Мы вытащили орудие на пригорок, и не успел я опомниться, как начался обстрел фашистов. Степа усиленно помогал дядьке. Я забыл взять свои трофейные очки и, действуя на ощупь, по-видимому, только мешал дядьке. Он ворчал:
— Держи лошадей, Андрей, мы тут без тебя справимся.
«Мы» — это дядька Никита и Степа.
Степа подпрыгивал от удовольствия при каждом выстреле. Дядька приговаривал, заряжая орудие:
— Мы их немецкой шрапнельной угостим, вкуснее будет.
Выпустив несколько снарядов по скоплению гитлеровцев, дядька приказал деду:
— Давай на Лысый Горб!
Внезапно он присел на землю и застонал. Шальная пуля попала в живот. Дядька корчился и с каким-то удивлением повторял:
— Что ж это меня так ранило? А, сто сорок семь чертей им в бок, что же это они меня так испортили?

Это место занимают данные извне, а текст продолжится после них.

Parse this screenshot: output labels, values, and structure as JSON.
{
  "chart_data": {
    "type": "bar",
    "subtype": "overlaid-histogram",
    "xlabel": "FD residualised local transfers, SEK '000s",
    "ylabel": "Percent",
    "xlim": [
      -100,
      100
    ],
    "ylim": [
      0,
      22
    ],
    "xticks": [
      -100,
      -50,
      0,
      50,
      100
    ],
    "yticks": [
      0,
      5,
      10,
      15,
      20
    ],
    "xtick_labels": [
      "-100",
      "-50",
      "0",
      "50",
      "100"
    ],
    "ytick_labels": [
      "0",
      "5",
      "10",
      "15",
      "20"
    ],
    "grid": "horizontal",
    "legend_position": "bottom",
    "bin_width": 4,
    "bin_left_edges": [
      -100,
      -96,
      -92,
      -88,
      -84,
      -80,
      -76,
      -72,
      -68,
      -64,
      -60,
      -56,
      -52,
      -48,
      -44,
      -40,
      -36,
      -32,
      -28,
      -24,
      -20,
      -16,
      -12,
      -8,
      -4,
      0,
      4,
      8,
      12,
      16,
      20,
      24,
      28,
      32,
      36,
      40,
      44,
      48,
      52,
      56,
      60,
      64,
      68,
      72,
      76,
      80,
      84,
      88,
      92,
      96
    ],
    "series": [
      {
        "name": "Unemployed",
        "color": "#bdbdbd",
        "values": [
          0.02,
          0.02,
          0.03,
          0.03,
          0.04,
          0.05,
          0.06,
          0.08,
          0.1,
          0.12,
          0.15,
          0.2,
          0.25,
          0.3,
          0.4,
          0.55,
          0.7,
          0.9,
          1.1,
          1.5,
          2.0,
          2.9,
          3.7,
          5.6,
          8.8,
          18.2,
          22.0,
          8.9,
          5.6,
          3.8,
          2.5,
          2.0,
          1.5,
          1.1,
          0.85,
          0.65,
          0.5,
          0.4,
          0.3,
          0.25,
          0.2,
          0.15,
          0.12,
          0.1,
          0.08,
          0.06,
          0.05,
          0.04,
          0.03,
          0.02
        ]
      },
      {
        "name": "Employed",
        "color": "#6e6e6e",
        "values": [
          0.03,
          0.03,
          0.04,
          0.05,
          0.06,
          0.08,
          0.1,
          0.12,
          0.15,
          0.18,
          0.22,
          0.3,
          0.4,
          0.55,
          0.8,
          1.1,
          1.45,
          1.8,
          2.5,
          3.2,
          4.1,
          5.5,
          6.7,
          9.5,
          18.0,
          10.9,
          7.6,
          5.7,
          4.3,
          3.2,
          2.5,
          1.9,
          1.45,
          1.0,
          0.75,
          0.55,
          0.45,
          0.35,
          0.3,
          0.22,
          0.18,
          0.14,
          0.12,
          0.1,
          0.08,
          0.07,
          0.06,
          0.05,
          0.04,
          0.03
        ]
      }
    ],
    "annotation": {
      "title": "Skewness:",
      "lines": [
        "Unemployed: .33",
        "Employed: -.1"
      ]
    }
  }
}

Выстрелы стали реже и вскоре совсем затихли. Короткая схватка кончилась. Партизаны возвращались, неся трофейное оружие и ящики с продуктами. Дядька лежал в траве, стараясь не стонать. Командир в темноте разыскал его и со сдерживаемым гневом спросил:
— Почему приказ не выполнил?
— Какой там приказ? — проговорил дядька, поскрипывая зубами, чтобы не стонать. — Фашисты начали обход с тыла, а я буду сидеть и ждать, пока вас всех перебьют? Хорош партизан!
— По-твоему, ты правильно поступил?
Я чуть было не закричал от изумления, узнав знакомый голос. Это был Герасим Кондратьевич Полевой. Я бросился к нему, но Полевому было не до меня. Он наклонился над дядькой Никитой и сказал уже мягче, видимо догадавшись, что тот ранен:
— Сорвал ты мне, Никита, всю стратегию, понимаешь? Я сам знал, что враг в обход пойдет, и хотел своих людей в сторону отвести, чтоб гитлеровцы лбами столкнулись. Понятно? А как получилось? Ну, что там у тебя? Давай перевяжу.
Дядька молчал. Полевой ощупал его и снял фуражку.